We believe this paper is one of the first to propose an end-to-end, explicit and formal approach that provides traceability between business goals and ML. Most data mining and ML projects in practice are often based on informal identification of low-level problems  [7] that may not have clear relationships with higher level goals. Metis allows ML solutions to be traceable to business at the highest level of business goals and corresponding problems. Using data to validate goal-oriented models have been proposed in  [15] using questionnaire and the statistical hypothesis testing to validate different model elements (e.g, actors, goals, resources) and their relationships (e.g, depends, make, hurt). The statistical method is widely accepted but has been criticized to be difficult to understand  [16] and impractical to find evidence in the real-world for some hypothesis to test the null hypothesis  [17]. This is especially true in the data-rich Big Data environment, where it is difficult to find evidence for both hypothesis and null hypothesis in the available business data. ML allows organizations to utilize the existing data for hypothesis validation that is grounded by the model accuracy.

Threats to Validity and Limitations. Regarding threats to internal validity, the dataset used in the experiment was highly relevant to the customer churn problem, but it was a small dataset (i.e., 245 records), which could lead to biased results. To reduce this bias, training and testing data were randomly selected and tested with stratification. We also ran several ML algorithms but got similar results. For threats to external validity, as we only applied our approach to a customer churn case, the approach may be too early to be generalized. More experimentation for different domains and datasets is needed.
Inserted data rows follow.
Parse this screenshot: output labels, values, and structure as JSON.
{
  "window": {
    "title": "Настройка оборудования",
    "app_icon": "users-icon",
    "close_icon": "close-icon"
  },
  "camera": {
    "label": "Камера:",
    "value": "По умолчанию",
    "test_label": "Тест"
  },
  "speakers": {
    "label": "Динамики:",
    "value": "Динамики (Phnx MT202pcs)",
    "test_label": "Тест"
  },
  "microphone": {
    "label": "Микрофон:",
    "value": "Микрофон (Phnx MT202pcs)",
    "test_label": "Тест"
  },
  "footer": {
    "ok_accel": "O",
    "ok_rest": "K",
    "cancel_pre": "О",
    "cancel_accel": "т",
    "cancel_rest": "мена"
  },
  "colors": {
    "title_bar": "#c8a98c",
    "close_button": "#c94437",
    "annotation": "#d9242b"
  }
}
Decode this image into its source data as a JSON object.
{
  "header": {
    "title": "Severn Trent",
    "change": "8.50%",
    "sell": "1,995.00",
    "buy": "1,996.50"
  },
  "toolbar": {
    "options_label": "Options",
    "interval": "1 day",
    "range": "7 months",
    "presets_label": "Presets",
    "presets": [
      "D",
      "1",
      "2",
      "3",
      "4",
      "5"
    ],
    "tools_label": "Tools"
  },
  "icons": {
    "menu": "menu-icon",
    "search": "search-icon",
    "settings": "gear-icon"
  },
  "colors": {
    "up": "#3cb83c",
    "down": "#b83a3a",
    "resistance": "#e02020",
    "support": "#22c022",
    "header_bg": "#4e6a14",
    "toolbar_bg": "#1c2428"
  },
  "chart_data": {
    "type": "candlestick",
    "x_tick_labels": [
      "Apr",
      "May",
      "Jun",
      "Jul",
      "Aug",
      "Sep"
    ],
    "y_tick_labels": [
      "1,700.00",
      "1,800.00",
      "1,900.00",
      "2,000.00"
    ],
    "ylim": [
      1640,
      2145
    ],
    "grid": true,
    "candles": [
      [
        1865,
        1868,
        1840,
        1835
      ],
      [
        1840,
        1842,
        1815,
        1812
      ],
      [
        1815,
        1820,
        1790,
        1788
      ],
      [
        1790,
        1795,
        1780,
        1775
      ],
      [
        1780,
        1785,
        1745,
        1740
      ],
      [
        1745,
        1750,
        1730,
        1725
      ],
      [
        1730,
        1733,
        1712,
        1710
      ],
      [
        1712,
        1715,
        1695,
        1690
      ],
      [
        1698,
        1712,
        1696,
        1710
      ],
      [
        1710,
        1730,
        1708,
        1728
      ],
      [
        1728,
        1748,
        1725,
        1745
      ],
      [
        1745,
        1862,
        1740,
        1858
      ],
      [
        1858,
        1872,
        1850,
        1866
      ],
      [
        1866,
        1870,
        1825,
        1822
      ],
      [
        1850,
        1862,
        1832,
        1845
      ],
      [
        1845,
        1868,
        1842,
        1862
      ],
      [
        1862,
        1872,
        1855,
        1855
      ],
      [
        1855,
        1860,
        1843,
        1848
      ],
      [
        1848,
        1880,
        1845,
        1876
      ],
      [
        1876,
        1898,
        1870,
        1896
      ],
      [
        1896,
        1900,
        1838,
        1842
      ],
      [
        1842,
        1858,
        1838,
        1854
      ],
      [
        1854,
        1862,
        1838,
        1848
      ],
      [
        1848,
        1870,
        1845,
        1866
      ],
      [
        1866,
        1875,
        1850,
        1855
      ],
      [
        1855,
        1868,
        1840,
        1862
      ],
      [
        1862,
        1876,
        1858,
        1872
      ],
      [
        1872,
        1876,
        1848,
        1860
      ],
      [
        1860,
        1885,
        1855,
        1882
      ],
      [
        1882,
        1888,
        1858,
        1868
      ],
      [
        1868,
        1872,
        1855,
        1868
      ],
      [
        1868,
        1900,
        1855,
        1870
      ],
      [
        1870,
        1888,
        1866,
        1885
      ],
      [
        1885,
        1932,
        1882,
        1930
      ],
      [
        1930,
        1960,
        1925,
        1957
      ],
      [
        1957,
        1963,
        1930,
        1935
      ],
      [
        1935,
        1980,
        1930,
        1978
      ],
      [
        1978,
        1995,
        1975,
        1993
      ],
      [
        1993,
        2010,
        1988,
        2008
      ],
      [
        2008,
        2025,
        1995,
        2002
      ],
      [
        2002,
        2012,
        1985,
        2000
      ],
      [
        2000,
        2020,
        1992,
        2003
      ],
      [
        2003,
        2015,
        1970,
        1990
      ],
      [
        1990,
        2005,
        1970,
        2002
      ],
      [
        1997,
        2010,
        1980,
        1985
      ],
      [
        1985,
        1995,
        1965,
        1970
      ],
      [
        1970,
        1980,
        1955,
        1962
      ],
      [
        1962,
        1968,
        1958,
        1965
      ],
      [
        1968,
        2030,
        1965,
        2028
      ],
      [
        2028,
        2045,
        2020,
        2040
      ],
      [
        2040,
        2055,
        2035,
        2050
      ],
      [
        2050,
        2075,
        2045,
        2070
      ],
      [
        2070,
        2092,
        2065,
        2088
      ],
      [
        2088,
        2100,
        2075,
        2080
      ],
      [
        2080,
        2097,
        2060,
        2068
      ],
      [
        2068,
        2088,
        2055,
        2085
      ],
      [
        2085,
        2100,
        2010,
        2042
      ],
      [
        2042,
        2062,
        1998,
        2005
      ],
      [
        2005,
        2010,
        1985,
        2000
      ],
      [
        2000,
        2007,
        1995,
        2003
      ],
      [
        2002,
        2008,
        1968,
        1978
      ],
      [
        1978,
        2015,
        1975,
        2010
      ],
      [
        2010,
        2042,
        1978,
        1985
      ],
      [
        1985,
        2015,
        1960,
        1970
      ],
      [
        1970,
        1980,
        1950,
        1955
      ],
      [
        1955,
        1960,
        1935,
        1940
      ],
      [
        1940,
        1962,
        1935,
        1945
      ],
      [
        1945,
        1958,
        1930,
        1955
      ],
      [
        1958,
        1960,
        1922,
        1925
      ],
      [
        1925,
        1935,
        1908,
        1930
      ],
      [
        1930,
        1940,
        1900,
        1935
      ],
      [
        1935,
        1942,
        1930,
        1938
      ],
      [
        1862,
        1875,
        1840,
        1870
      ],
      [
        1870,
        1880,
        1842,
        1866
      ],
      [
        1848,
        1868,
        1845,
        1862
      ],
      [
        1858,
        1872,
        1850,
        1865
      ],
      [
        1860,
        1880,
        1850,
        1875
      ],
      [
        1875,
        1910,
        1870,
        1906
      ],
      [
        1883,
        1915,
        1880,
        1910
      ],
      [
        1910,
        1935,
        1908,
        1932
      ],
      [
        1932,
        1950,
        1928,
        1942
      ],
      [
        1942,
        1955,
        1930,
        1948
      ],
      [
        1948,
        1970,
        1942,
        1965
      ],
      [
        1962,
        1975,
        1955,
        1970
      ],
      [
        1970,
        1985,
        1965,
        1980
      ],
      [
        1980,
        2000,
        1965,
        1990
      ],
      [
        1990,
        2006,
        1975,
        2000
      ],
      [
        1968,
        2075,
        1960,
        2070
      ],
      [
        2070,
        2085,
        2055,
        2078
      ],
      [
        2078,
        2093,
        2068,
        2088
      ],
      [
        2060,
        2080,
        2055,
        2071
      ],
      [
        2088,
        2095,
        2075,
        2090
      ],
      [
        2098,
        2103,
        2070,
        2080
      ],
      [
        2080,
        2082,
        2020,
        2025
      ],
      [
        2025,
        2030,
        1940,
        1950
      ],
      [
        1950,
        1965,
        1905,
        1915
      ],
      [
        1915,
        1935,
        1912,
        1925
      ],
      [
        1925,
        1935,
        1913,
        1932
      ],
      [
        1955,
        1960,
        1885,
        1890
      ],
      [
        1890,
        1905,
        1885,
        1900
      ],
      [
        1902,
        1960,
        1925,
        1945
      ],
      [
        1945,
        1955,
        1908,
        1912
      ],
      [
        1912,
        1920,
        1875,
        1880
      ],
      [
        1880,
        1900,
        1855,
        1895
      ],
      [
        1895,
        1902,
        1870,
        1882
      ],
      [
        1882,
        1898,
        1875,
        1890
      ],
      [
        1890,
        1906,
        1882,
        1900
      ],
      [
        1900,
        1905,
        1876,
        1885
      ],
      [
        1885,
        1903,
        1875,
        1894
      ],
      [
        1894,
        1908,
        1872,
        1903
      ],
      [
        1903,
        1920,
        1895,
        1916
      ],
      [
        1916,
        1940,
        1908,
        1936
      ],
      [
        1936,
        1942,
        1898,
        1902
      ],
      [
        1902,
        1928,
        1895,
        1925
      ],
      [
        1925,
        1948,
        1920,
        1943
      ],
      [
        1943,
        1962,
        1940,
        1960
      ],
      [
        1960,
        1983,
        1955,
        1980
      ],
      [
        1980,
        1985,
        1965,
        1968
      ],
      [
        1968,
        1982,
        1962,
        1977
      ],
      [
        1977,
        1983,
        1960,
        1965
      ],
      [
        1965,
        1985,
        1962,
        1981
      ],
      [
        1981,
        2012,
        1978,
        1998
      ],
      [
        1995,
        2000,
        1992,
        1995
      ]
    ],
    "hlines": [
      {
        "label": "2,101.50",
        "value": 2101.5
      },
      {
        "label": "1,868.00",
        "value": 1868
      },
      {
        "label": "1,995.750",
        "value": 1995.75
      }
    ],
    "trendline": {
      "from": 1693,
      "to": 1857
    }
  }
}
This paper has presented a promising initial result with some limitations, including 1) inter-feature AND and OR relationships are not currently supported, 2) it is currently unclear whether the result would be consistent across other ML algorithms and model explainability libraries.

5 Conclusions

This paper presents, Metis, a novel approach that uses ML to validating hypotheses of business problems that are captured in the context of business goals. Metis uses Supervised ML and Model Explainability algorithms to detect feature importance information from the data. Our initial experiment results showed that Metis was able to detect the most influential problem root cause when it was not apparent through data analysis. The most influential root cause was then used to validate higher level problem hypotheses using the provided formalization.

Future work to address the identified threats to validity and limitations include 1) conducting additional experiments with larger datasets, 2) testing with additional ML algorithms and explainability libraries, 3) investigating solutions for encoding AND/OR relationships in the datasets for model training or exploring ML algorithms internally for an ability to extract the relationships if captured by the algorithms.